That story and those relationships are the fabric of the album which is heart-breaking to listen to, for suffering and death are everywhere in it. But Stevens doesn’t whine or sulk. He loves. He forgives. And not with an easy wave of the hand as if it doesn’t matter. His tenderness toward his mother reminds me of James Houston’s words: “To be an adult is to acknowledge how much your parents messed you up. To be mature is to forgive them.
Along with dealing with abandonment, Stevens also expresses times of self-rejection in the album and times of confession. The barest of these is the simple, “F*** me, I’m falling apart” from the song “No Shade in the Shadow of the Cross.”

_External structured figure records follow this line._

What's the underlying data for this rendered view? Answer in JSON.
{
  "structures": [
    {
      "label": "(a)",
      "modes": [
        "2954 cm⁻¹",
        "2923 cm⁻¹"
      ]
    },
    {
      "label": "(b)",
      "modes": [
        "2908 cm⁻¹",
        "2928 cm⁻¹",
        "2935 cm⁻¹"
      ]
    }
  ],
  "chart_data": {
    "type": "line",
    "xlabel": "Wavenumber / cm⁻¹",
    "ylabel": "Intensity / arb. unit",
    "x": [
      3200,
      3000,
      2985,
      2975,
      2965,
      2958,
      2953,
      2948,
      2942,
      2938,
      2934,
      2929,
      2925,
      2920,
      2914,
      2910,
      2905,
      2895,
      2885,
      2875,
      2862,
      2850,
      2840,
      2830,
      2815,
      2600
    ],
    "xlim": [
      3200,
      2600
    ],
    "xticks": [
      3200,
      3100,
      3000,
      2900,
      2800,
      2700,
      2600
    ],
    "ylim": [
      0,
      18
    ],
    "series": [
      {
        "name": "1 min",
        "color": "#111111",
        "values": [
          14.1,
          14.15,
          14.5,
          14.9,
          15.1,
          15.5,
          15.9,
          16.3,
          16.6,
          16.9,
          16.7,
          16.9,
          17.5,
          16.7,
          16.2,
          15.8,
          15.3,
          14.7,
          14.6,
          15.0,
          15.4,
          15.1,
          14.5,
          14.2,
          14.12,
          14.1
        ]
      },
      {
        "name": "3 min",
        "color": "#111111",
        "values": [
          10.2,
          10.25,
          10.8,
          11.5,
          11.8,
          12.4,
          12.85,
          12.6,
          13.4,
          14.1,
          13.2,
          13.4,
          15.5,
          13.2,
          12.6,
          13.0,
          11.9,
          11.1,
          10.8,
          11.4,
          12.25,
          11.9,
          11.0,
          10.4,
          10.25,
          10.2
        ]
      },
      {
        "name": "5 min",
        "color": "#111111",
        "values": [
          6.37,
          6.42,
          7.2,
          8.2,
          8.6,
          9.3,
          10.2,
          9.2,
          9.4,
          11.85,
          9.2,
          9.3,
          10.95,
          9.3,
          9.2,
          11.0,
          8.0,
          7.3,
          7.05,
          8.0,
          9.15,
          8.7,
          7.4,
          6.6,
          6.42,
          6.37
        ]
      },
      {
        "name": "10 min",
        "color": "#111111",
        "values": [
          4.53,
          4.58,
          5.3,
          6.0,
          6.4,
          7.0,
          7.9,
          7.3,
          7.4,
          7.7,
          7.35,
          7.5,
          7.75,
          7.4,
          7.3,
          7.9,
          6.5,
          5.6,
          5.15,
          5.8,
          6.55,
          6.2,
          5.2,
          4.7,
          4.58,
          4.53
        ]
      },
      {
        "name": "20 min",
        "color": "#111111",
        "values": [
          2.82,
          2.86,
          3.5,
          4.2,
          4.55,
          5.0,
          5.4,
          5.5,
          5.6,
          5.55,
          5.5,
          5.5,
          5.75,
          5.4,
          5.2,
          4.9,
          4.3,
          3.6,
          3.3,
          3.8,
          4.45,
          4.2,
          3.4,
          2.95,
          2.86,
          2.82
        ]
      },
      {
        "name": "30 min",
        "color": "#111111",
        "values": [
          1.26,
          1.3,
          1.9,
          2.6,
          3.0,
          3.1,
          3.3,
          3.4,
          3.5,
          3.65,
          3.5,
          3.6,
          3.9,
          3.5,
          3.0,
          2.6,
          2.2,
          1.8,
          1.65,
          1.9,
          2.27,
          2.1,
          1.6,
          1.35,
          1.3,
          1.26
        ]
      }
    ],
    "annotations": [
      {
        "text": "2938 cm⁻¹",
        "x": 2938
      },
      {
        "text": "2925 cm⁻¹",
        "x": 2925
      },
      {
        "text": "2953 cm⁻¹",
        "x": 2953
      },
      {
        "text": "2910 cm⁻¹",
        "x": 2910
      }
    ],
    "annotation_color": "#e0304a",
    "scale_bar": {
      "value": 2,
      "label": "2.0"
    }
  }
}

And no, there is no shade in the shadow of the cross. The cross is exposure. Just as Jesus was exposed, so are we. And Stevens shows us what that looks like with an honesty that isn’t exhibitionist. But even with the brutal moments of the album, there are its beautiful moments. Musically and vocally, there is a yearning that is aching and lovely at the same time. Often, the two are woven together lyrically as in the closing lines of “John My Beloved” — “Jesus, I need you be near me/Come shield me from fossils that follow my head/There’s only a shadow of me/In a matter of speaking I’m dead.” And again in the last lines of “Blue Bucket of Gold,” the final song of the album — “Lord, touch me with lightning/Raise your right hand/Tell me you’ll want me in your life/Or raise your red flag/Just when I want you in my life.”
In those lines, during this Holy Week, I hear echoes of Jesus on the cross. At one point he takes care of his mother and at another, he says, “I thirst.” At one point, he cries out, “My God, my God, why have you forsaken me?” and at another he trustingly breathes, “Into your hands, I commit my spirit.” Love and pain, anguish and trust. The whole human experience is here. None of it left out. All of it redeemable. All of it redeemed.